While the Explanatory Memorandum advises the amendments are intended to facilitate importation and supply of a potential COVID-19 vaccine, the Secretary consent mechanism is not specific to any particular type of medicine and could be used in other circumstances. The Explanatory Memorandum notes:

… it is anticipated that in the future (other than in relation to COVID-19), such consents will principally be appropriately targeted at circumstances where there is a national public health emergency, for example a pandemic as declared by the WHO. It may also be likely that this power would principally be delegated to the Deputy Secretary classification level and that consideration would be given to limiting any consent for a short period of up to 6 to 12 months.[84]

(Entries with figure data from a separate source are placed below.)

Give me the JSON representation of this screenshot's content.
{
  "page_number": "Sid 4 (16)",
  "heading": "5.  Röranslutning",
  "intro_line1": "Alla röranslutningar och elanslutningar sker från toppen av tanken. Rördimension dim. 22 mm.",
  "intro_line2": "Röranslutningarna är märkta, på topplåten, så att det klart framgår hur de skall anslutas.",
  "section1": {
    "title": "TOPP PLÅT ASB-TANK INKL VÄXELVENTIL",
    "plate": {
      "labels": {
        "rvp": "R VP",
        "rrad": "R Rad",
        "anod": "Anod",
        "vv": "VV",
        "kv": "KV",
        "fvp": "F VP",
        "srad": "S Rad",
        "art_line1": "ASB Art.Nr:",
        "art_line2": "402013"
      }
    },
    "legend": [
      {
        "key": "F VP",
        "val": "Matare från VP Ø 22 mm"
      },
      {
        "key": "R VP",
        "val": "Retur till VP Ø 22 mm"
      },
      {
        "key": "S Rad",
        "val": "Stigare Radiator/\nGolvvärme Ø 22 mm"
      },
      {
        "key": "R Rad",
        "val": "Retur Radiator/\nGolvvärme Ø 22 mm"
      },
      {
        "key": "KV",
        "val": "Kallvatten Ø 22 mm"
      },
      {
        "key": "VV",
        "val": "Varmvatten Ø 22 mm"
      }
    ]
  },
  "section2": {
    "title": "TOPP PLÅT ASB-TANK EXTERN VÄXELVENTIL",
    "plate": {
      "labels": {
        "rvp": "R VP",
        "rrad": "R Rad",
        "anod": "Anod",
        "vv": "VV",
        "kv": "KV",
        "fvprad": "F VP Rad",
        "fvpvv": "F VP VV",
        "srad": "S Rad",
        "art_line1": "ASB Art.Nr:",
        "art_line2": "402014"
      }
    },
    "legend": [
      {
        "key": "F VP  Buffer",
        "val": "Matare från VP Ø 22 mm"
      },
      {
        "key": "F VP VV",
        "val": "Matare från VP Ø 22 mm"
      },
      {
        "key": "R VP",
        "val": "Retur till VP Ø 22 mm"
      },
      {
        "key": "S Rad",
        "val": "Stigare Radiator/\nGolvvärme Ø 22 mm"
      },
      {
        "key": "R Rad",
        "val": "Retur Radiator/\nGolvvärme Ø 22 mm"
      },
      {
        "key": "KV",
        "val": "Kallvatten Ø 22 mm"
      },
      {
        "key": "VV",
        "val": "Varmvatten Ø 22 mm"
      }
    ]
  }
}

The Secretary’s power to give consent could be delegated under section 57(1) of the Act. Note that while the Explanatory Memorandum indicates the Government would likely not delegate below the Deputy Secretary classification, the Act does not restrict delegation in this way. The Bill also does not make any specific provisions regarding the duration of a consent the Secretary may give.

Other provisions

Schedules 3, 5, 6, 7, 8 and 10 amend a range of provisions of the Act and are adequately explained in the Explanatory Memorandum.

Concluding comments

The Bill introduces many amendments to the Act across diverse issues ranging from providing another mechanism to deal with medicine shortages to enhancing post-market monitoring capabilities.

Moves to establish a unique device identification system have been the subject of extensive consultation with the sector and the proposed system appears to have broad support, although the detail of implementation is yet to be seen as part of Regulations.

The amendments proposed in Schedule 4 give the Minister broad powers to make regulations to prohibit the import, export, manufacture and supply of products containing substances that are prohibited or restricted under an international agreement that the Australian Government ratifies.

Providing a mechanism for Secretary consent to importation and supply of goods without required labelling appears to be a pragmatic approach to respond to a potential impediment to timely availability of COVID-19 vaccines.